Appearances and goals by national team and year
| National team | Year | Apps | Goals |
Montserrat
| 2021 | 5 | 1 |
| Total |  | 5 | 1 |

Scores and results list Montserrat's goal tally first.

| No. | Date | Venue | Opponent | Score | Result | Competition |
|---|---|---|---|---|---|---|
| 1. | 2 June 2021 | Estadio Panamericano, San Cristóbal, Dominican Republic | U.S. Virgin Islands | 2–0 | 4–0 | 2022 FIFA World Cup qualification |

==Honours==

Chelsea Reserves

- FA Youth Cup: 2009–10

==Personal life==
Ince is a third cousin to former England international Paul Ince and the nephew of former Wimbledon and Brighton & Hove Albion defender Eric Young.

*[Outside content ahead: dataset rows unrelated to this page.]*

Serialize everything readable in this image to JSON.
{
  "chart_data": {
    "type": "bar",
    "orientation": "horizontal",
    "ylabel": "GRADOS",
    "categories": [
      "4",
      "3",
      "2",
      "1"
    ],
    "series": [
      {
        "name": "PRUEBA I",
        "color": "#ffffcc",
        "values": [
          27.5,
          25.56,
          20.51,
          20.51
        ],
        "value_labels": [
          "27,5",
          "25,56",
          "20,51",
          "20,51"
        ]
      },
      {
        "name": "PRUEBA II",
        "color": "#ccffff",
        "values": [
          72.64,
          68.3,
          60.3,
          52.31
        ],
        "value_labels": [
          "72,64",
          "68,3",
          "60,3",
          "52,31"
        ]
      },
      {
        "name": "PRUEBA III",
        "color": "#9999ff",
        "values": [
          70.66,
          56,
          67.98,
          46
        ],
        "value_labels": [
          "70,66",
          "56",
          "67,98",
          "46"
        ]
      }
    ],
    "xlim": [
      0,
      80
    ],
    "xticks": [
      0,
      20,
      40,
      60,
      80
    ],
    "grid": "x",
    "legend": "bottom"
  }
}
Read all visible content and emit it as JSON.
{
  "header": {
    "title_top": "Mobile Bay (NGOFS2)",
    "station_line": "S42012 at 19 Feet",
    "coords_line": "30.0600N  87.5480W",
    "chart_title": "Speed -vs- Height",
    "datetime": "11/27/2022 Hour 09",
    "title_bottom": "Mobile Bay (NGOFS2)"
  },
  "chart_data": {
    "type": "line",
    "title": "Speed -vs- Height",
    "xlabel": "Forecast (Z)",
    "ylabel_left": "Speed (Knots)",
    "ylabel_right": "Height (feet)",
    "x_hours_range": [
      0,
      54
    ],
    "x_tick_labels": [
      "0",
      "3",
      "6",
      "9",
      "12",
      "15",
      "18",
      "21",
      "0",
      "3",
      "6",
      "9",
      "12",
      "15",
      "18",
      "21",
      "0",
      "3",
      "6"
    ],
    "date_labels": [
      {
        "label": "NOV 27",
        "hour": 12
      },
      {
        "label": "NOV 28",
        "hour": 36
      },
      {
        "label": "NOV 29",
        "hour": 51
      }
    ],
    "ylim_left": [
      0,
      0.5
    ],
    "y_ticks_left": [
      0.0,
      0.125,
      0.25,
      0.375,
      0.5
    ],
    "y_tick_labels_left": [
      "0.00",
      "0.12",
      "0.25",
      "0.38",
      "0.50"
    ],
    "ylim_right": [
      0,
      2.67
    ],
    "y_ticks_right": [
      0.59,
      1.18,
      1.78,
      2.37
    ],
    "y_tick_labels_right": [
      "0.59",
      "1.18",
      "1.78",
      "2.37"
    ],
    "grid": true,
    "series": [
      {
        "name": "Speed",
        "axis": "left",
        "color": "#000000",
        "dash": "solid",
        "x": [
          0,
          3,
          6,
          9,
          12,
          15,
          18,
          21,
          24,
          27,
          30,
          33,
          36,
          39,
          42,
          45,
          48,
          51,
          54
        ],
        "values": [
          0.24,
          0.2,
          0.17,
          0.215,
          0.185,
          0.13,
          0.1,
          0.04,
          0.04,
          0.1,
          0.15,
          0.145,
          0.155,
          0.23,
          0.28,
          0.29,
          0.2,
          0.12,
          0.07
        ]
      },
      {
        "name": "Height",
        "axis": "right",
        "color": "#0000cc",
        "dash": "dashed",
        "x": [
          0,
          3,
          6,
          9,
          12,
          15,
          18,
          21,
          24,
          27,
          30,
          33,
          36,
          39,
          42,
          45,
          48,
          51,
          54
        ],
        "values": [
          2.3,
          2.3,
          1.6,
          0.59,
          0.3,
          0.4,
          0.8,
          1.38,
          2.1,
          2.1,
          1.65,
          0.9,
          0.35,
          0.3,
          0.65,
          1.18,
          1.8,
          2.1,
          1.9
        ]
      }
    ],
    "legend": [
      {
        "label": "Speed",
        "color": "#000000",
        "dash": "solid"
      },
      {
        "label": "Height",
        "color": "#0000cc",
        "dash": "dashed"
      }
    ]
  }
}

His father died in November 2016 and during a 2–1 win over Fulham, Brighton & Hove Albion players wore black armbands in support for Ince. Growing up, Ince attended Thamesmead School.

In August 2016, Ince was charged by Reading Crown Court for wounding with intent after being accused of smashing a bottle over a bouncer's head on Christmas Day the previous year. At the trial, he denied carrying out the attack and insisted it was a case of mistaken identity. He was cleared of all charges after he was found not guilty.